Former Oakland/Las Vegas Raiders and Tampa Bay Buccaneers head coach Jon Gruden went on a scathing rant about his issues with ‘Thursday Night Football.’
Unfortunately, football fans haven’t exactly been treated to the best quality TNF games here in 2024 (no wonder Al Michaels has sounded bored so often!) So when a guy like Jon Gruden speaks about ‘Thursday Night Football’ in a negative light, it’s certainly worth a listen.
TNF reared its ugliest head yesterday, with the Seattle Seahawks beating the Chicago Bears 6-3 in an all-time snooze fest. And to think just two weeks earlier, the Los Angeles Rams bested the San Francisco 49ers 12-6 in a mostly uneventful game.
During his appearance on “Pardon My Take”, Jon Gruden went into in-depth detail about the problem with Thursday night games, and why he never liked it as a head coach:
“On a short week you really don’t get any time to practice. You don’t get any time to really familiarize yourself with the opponent’s blitzes, the coverages that they run, the stunts that they run up front. You don’t get a chance to study their red zone defense, their third down defense, you don’t get a chance to look at them in goal line and short yardage. So there’s very little preparation.

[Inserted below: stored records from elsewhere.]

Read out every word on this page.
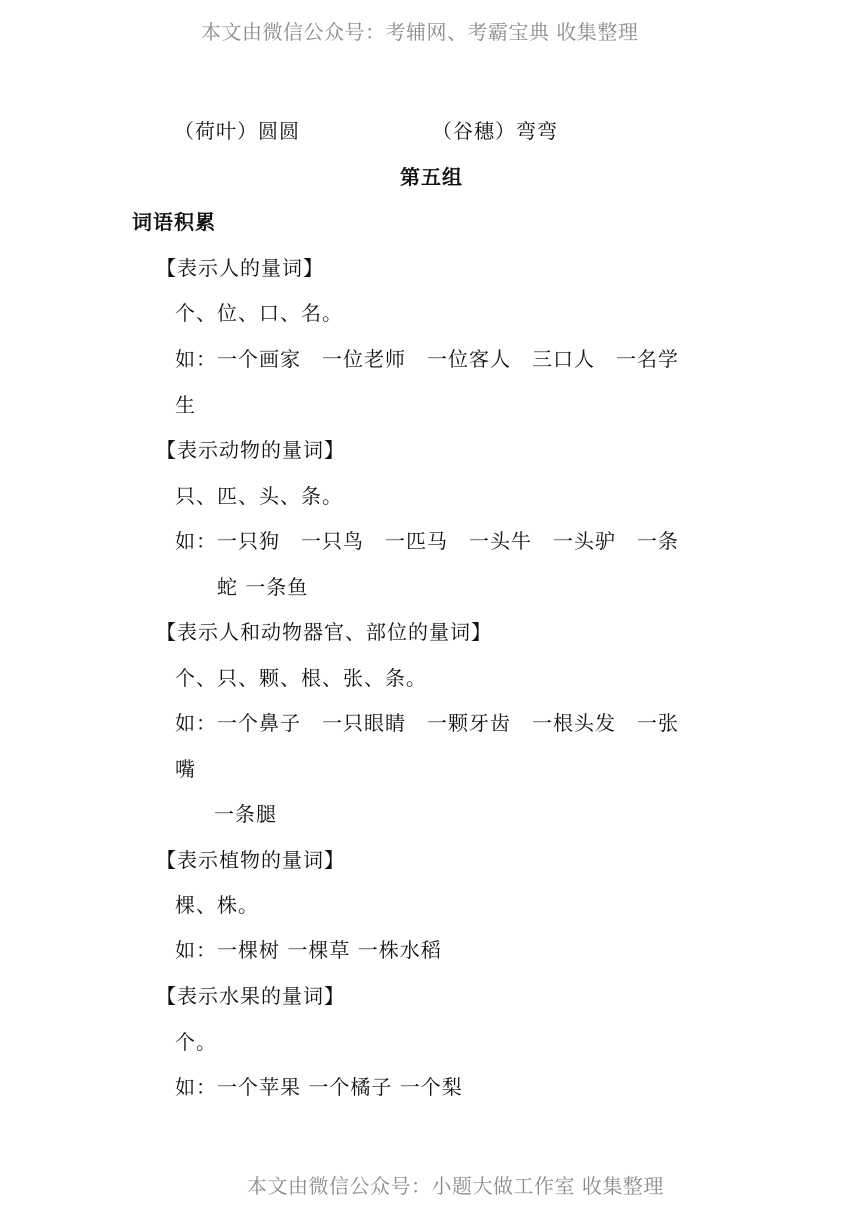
本文由微信公众号：考辅网、考霸宝典 收集整理
（荷叶）圆圆	（谷穗）弯弯
第五组
词语积累
【表示人的量词】
个、位、口、名。
如：一个画家　一位老师　一位客人　三口人　一名学
生
【表示动物的量词】
只、匹、头、条。
如：一只狗　一只鸟　一匹马　一头牛　一头驴　一条
蛇 一条鱼
【表示人和动物器官、部位的量词】
个、只、颗、根、张、条。
如：一个鼻子　一只眼睛　一颗牙齿　一根头发　一张
嘴
一条腿
【表示植物的量词】
棵、株。
如：一棵树 一棵草 一株水稻
【表示水果的量词】
个。
如：一个苹果 一个橘子 一个梨
本文由微信公众号：小题大做工作室 收集整理
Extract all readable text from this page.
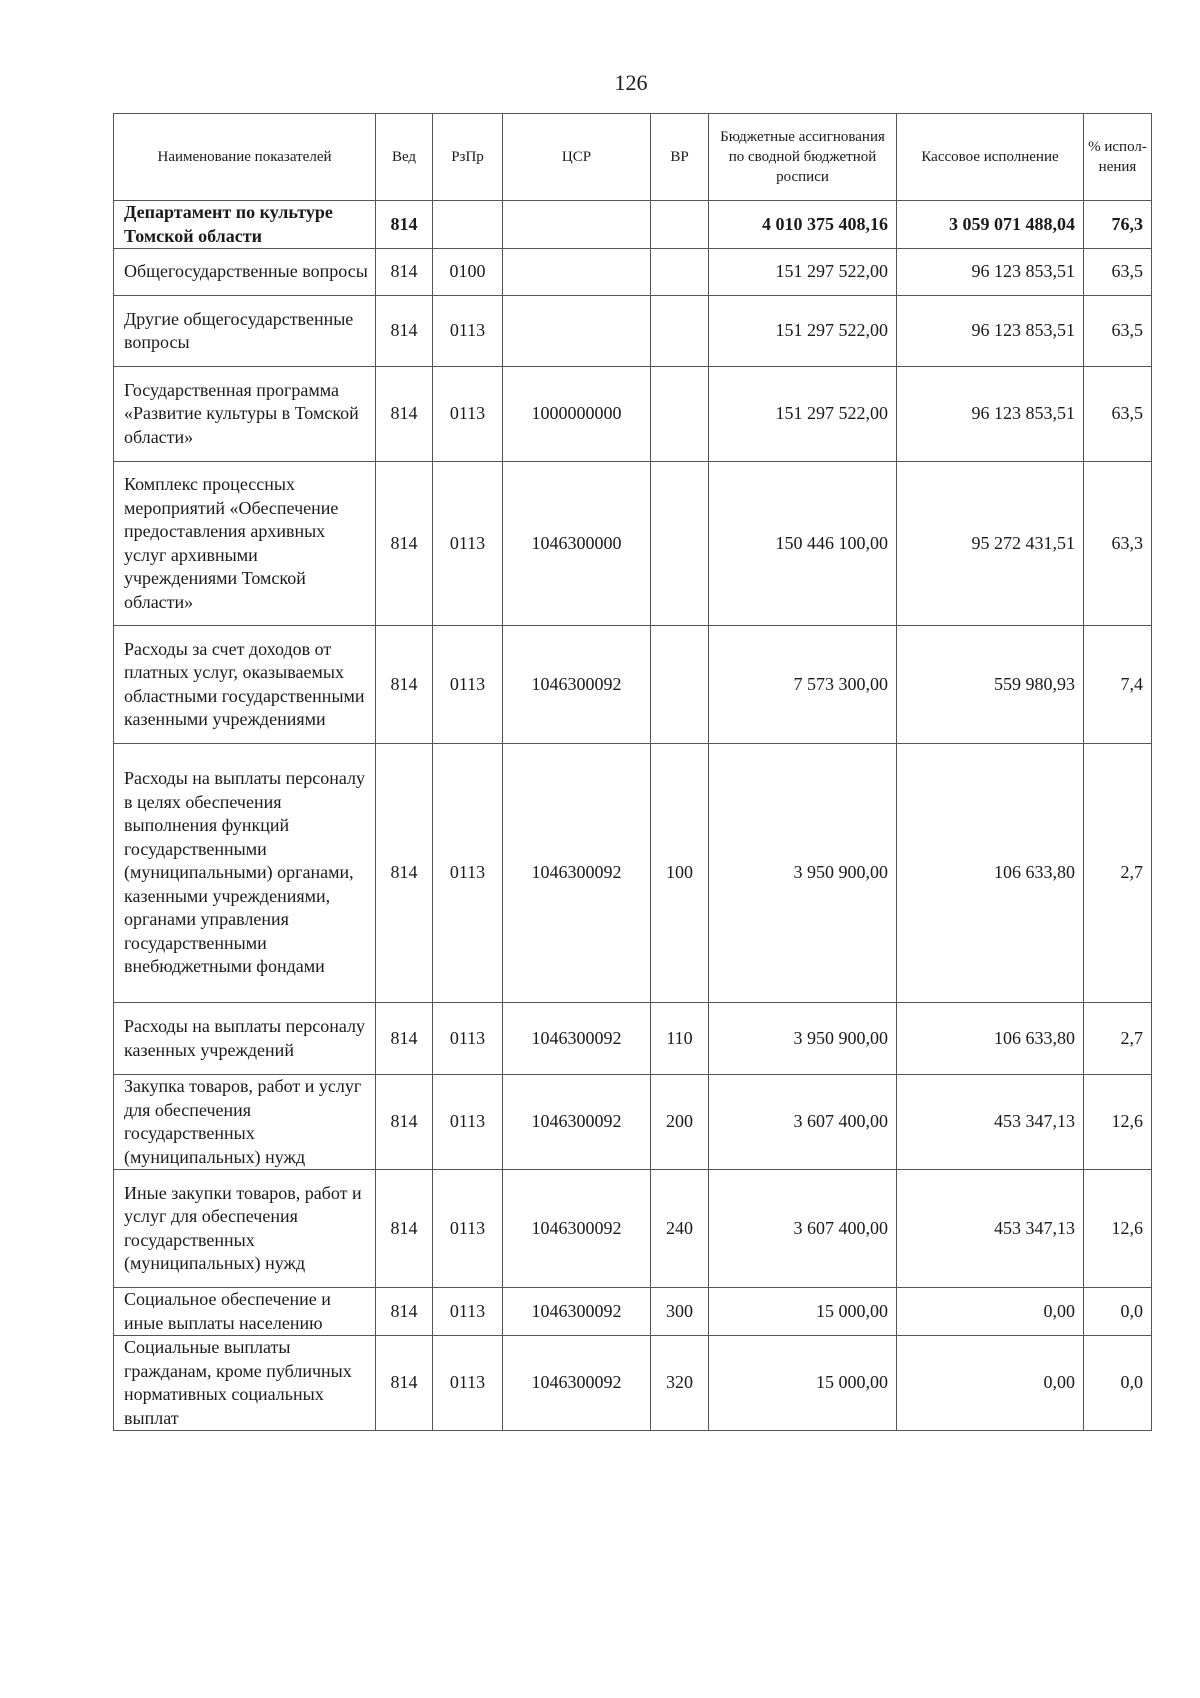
126
Наименование показателей	Вед	РзПр	ЦСР	ВР	Бюджетные ассигнования по сводной бюджетной росписи	Кассовое исполнение	% испол-нения
Департамент по культуре Томской области	814				4 010 375 408,16	3 059 071 488,04	76,3
Общегосударственные вопросы	814	0100			151 297 522,00	96 123 853,51	63,5
Другие общегосударственные вопросы	814	0113			151 297 522,00	96 123 853,51	63,5
Государственная программа «Развитие культуры в Томской области»	814	0113	1000000000		151 297 522,00	96 123 853,51	63,5
Комплекс процессных мероприятий «Обеспечение предоставления архивных услуг архивными учреждениями Томской области»	814	0113	1046300000		150 446 100,00	95 272 431,51	63,3
Расходы за счет доходов от платных услуг, оказываемых областными государственными казенными учреждениями	814	0113	1046300092		7 573 300,00	559 980,93	7,4
Расходы на выплаты персоналу в целях обеспечения выполнения функций государственными (муниципальными) органами, казенными учреждениями, органами управления государственными внебюджетными фондами	814	0113	1046300092	100	3 950 900,00	106 633,80	2,7
Расходы на выплаты персоналу казенных учреждений	814	0113	1046300092	110	3 950 900,00	106 633,80	2,7
Закупка товаров, работ и услуг для обеспечения государственных (муниципальных) нужд	814	0113	1046300092	200	3 607 400,00	453 347,13	12,6
Иные закупки товаров, работ и услуг для обеспечения государственных (муниципальных) нужд	814	0113	1046300092	240	3 607 400,00	453 347,13	12,6
Социальное обеспечение и иные выплаты населению	814	0113	1046300092	300	15 000,00	0,00	0,0
Социальные выплаты гражданам, кроме публичных нормативных социальных выплат	814	0113	1046300092	320	15 000,00	0,00	0,0
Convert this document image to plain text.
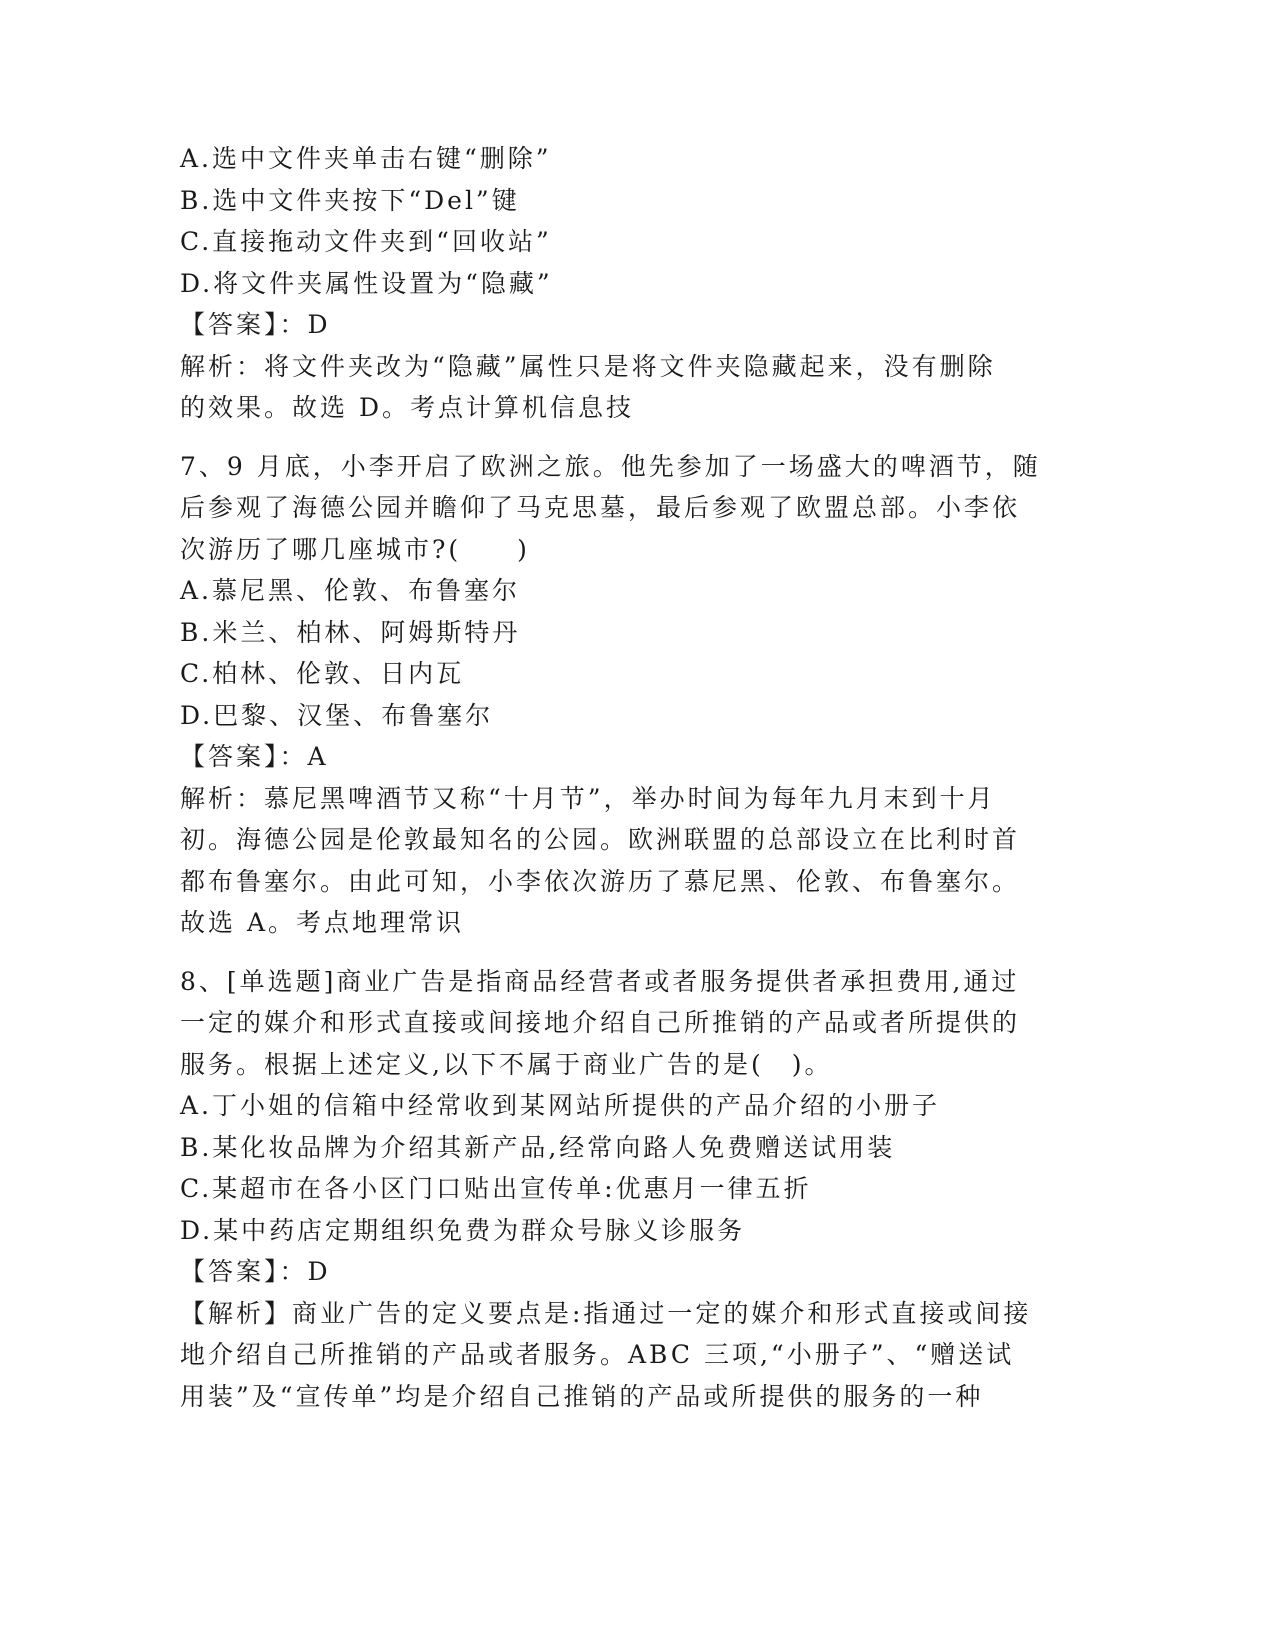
A.选中文件夹单击右键“删除”
B.选中文件夹按下“Del”键
C.直接拖动文件夹到“回收站”
D.将文件夹属性设置为“隐藏”
【答案】：D
解析：将文件夹改为“隐藏”属性只是将文件夹隐藏起来，没有删除
的效果。故选 D。考点计算机信息技
7、9 月底，小李开启了欧洲之旅。他先参加了一场盛大的啤酒节，随
后参观了海德公园并瞻仰了马克思墓，最后参观了欧盟总部。小李依
次游历了哪几座城市?(　　)
A.慕尼黑、伦敦、布鲁塞尔
B.米兰、柏林、阿姆斯特丹
C.柏林、伦敦、日内瓦
D.巴黎、汉堡、布鲁塞尔
【答案】：A
解析：慕尼黑啤酒节又称“十月节”，举办时间为每年九月末到十月
初。海德公园是伦敦最知名的公园。欧洲联盟的总部设立在比利时首
都布鲁塞尔。由此可知，小李依次游历了慕尼黑、伦敦、布鲁塞尔。
故选 A。考点地理常识
8、[单选题]商业广告是指商品经营者或者服务提供者承担费用,通过
一定的媒介和形式直接或间接地介绍自己所推销的产品或者所提供的
服务。根据上述定义,以下不属于商业广告的是(　)。
A.丁小姐的信箱中经常收到某网站所提供的产品介绍的小册子
B.某化妆品牌为介绍其新产品,经常向路人免费赠送试用装
C.某超市在各小区门口贴出宣传单:优惠月一律五折
D.某中药店定期组织免费为群众号脉义诊服务
【答案】：D
【解析】商业广告的定义要点是:指通过一定的媒介和形式直接或间接
地介绍自己所推销的产品或者服务。ABC 三项,“小册子”、“赠送试
用装”及“宣传单”均是介绍自己推销的产品或所提供的服务的一种
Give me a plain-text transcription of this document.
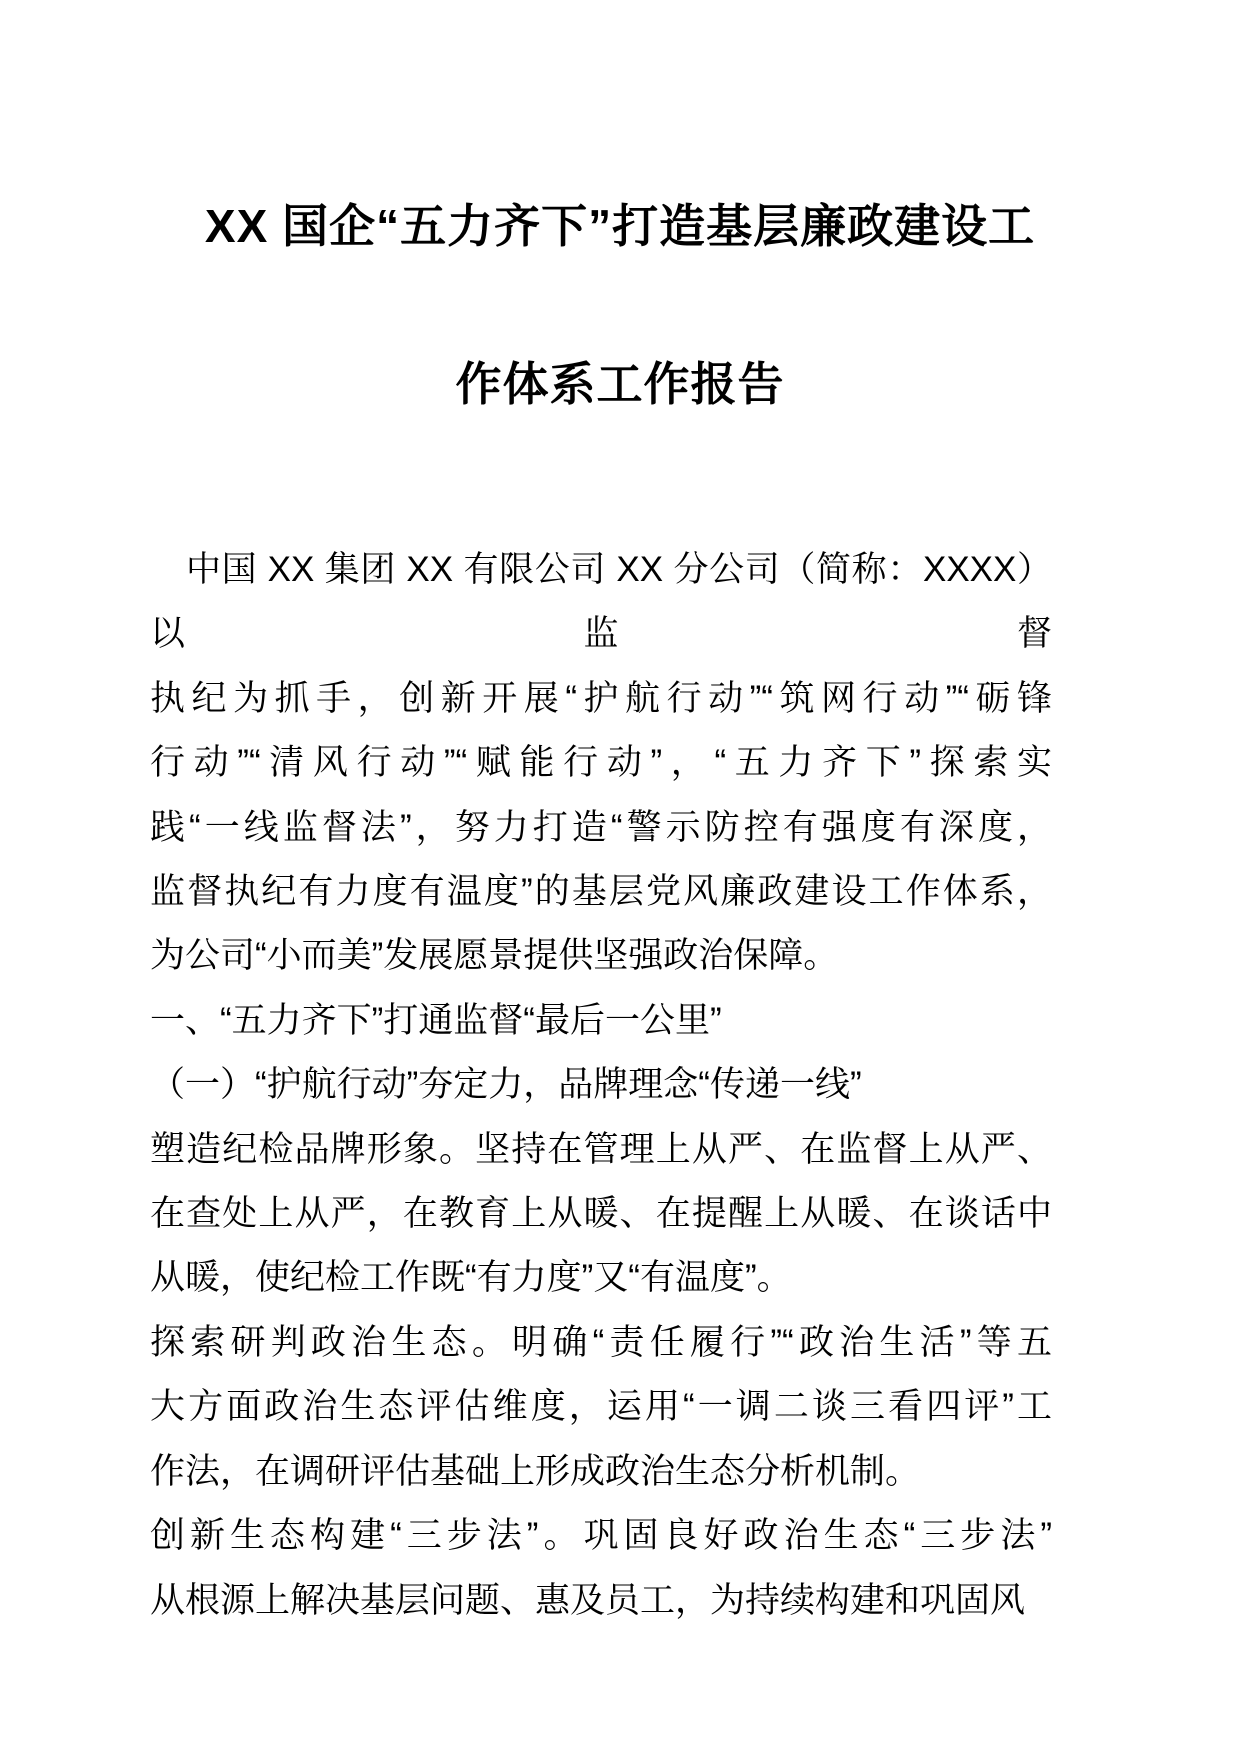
XX 国企“五力齐下”打造基层廉政建设工
作体系工作报告
中国 XX 集团 XX 有限公司 XX 分公司（简称：XXXX）以监督
执纪为抓手，创新开展“护航行动”“筑网行动”“砺锋
行动”“清风行动”“赋能行动”，“五力齐下”探索实
践“一线监督法”，努力打造“警示防控有强度有深度，
监督执纪有力度有温度”的基层党风廉政建设工作体系，
为公司“小而美”发展愿景提供坚强政治保障。
一、“五力齐下”打通监督“最后一公里”
（一）“护航行动”夯定力，品牌理念“传递一线”
塑造纪检品牌形象。坚持在管理上从严、在监督上从严、
在查处上从严，在教育上从暖、在提醒上从暖、在谈话中
从暖，使纪检工作既“有力度”又“有温度”。
探索研判政治生态。明确“责任履行”“政治生活”等五
大方面政治生态评估维度，运用“一调二谈三看四评”工
作法，在调研评估基础上形成政治生态分析机制。
创新生态构建“三步法”。巩固良好政治生态“三步法”
从根源上解决基层问题、惠及员工，为持续构建和巩固风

“And these guys are beat up, man. I don’t like seeing these guys play 61 snaps on Sunday and then have to go play 68 snaps on Thursday. It bothers me. I don’t mind doing it on Thanksgiving, I think it’s a wonderful thing. But I do believe when you’re playing Thursday football there’s very little preparation, there’s very little time to recover, and it’s going to take its toll on the performance. You don’t just show up. This is not Major League Baseball where we can play a doubleheader. It’s not the NBA, no disrespect. This is a lot of physical contact, man. A lot of these guys are hurting, they are really sucking it up right now to play.”
Jon Gruden hates Thursday night football for good reason pic.twitter.com/MD6xUG5ybY
— Pardon My Take (@PardonMyTake) December 27, 2024
Jon Gruden coached his fair share of TNF games during his tenure as an NFL head coach, so he knows better than most about the hassles of playing on a short week.
The NFL expanded its ‘Thursday Night Football’ package in the 2012 season, with the package usually going until the penultimate week of the regular season. In some years, prior to the 18-week schedule, TNF game broadcasts ended in Week 15.
NFL Should Listen To Jon Gruden
The NFL isn’t about to cancel weekly TNF games during the regular season. Not after signing a lucrative long-term deal with Amazon Prime Video. But there are ways to work around the “short week” issues.
The league should at least work the majority of TNF games around a time where teams don’t have to play on such short weeks. They can easily limit the occasions where a team has to play twice in four days, and it’d be nice if marquee teams like Kansas City, Detroit and Buffalo weren’t forced to play multiple TNF games a year.